The Scottish SNP government’s pursuit of a referendum on independence has created a constitutional crisis for the UK. But the real problem is England, not Scotland.
I don’t walk the corridors of power in Westminster, or mix with the great and the good who take in hand the the country’s affairs as an oblivious public goes about its daily life. But I imagine that something close to panic is taking hold there. Scotland is moving inexorably towards independence from the UK, while compromise proposals seem to raise more awkward questions than they answer.
The humiliation that beckons for these people – senior civil servants and senior Conservative and Labour party types that I will now refer to as “the British establishment”- can scarcely be imagined. We get a flavour of it from some of the awkward questions that would be posed by Scotland’s exit from the union. From the seemingly trivial – like what do we call the country that is left behind? “Britain” won’t work any more, since this geographical term refers to the whole island; the “United Kingdom” will no longer be true (neither Wales nor Northern Ireland are kingdoms, unlike Scotland) and has no adjective to describe its citizens; “England” does not cover Wales and Northern Ireland. And then there are more serious questions, like what future does the country’s nuclear deterrent have?

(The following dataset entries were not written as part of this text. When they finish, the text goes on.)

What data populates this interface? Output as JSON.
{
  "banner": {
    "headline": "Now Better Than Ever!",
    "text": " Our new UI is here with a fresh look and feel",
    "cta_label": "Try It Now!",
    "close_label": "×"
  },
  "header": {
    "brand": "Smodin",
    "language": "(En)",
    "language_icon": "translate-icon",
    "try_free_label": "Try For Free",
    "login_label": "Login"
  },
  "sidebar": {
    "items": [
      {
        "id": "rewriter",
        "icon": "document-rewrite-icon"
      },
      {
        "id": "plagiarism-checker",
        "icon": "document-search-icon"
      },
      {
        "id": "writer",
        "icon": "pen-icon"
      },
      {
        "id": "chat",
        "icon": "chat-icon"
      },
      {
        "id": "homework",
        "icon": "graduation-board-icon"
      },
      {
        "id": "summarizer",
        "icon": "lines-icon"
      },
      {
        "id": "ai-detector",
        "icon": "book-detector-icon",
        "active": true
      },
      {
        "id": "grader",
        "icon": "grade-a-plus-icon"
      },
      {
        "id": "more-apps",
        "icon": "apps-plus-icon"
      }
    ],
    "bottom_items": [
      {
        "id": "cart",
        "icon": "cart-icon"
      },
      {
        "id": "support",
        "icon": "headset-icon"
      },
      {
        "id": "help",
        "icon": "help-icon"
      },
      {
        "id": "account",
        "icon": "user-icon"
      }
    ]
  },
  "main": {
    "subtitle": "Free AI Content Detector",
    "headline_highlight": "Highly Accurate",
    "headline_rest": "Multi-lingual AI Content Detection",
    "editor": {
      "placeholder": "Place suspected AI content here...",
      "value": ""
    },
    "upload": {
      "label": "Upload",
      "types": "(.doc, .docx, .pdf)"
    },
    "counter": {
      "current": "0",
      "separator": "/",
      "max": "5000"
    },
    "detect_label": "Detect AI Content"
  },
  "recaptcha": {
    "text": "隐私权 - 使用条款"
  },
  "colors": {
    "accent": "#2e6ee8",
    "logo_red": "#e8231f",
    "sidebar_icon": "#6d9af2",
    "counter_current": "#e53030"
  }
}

Scotland is a core part of the country’s historical identity. How on Earth to explain its departure? There is no precedent, outside the break up of colonial empires and or the demise of the multinational Habsburg and Soviet empires. What do the British establishment tell their opposite numbers in Germany, Spain, Canada, and so on, countries that have all managed a diversity of identity within their borders of greater historical significance? The loss of international prestige would be enormous; instead of being up there with Germany and France, the country will be jostling with Spain and Poland. All this humiliation will be felt most acutely by the Conservatives, who have a romantic attachment to the country’s past greatness. Where will it fit in Michael Gove’s new history curriculum? David Cameron will not want to go down in history as the Prime Minister who lost Scotland.
But such a prospect is real enough. The usual levers of power seem to be ineffective. With the AV referendum – the most recent perceived threat to the British establishment – the establishment could rustle up strong support from Tory grassroots and donors, plus a more or less united press, while neutralising the Labour Party. None of this will work north of the border, where the British establishment has been comprehensively outmanoeuvred.
To make matters worse, there seems to be no, establishment friendly middle way. There is the idea of “Devo-max” – where Scotland would take to itself full taxation powers, leaving defence and foreign affairs to London…a bit like Gibraltar. Except that the Scots will want a say in who the British Prime Minster, Foreign Secretary and Defence Secretary are and the policies they follow. But surely it is unacceptable that Scottish MPs could still retain their say over English domestic policy? This problem has troubled constitutional experts since Irish Home Rule was mooted in the 19th century, and no acceptable solution has been found.
The British constitution is failing, with generations of complacency from the British establishment at last taking its toll. The problem is England. The logical, time-tested, way for the country to deal with the Scots desire for more autonomy is through a federation. There would be a constitutionally constrained federal government, with highly autonomous states operating as a tier beneath. But in the UK England is just too big to be treated as a single state in a structure like this. Either it is so powerful that it can force through whatever ever it likes on the other countries, so no real advance; or the tiddler states of Scotland, Wales and Northern Ireland are given such powers over the whole that the English will resent their right of veto. I can’t think of any successful federation that is so lopsided. Russia and the Soviet Union had a similar problem, which could not be resolved democratically.
So what about breaking up England into a series of regional states? But this reverses hundreds of years of systematic centralisation. Coherent regional identities either don’t cover swathes of the country (where does Northampton fit?), or are too small (Cornwall). London, Yorkshire and East Anglia may fit the bill – but it gets much more difficult after that. Worse than that is the total disdain with with British institutions treat the idea of English regionalism, from the Westminster establishment to the popular media. The English public is indifferent to hostile. John Prescott’s attempt to push regionalism in the last government was crushed when a referendum to set up an elected assembly in the North was voted down even more overwhelmingly in a referendum than was the Alternative Vote.
And yet the United Kingdom is crying out for a rebalancing of powers between different levels of government, including English regions – and such a rebalancing, across the whole country, is the only way to deal securely with the Scottish demand for autonomy. It would benefit England too, but most English won’t have it, and that is the real problem. The British establishment has suppressed sensible debate about the topic for so long that it seems too late to start it now. The Scots are miles ahead.
The best way of dealing with the SNP’s drive for independence would be to offer a constitutional convention across the whole of the UK, and to ask the Scots to wait for its results before having their referendum. This would at last allow the unionist side to take the initiative. This would be a good idea for the Liberal Democrats to take up – since it closely follows the party’s existing policy. But I can’t see the Conservatives biting. The English simply aren’t ready for a mature constitutional debate.
If the British establishment are humiliated, as increasingly seems likely, they will only have themselves to blame.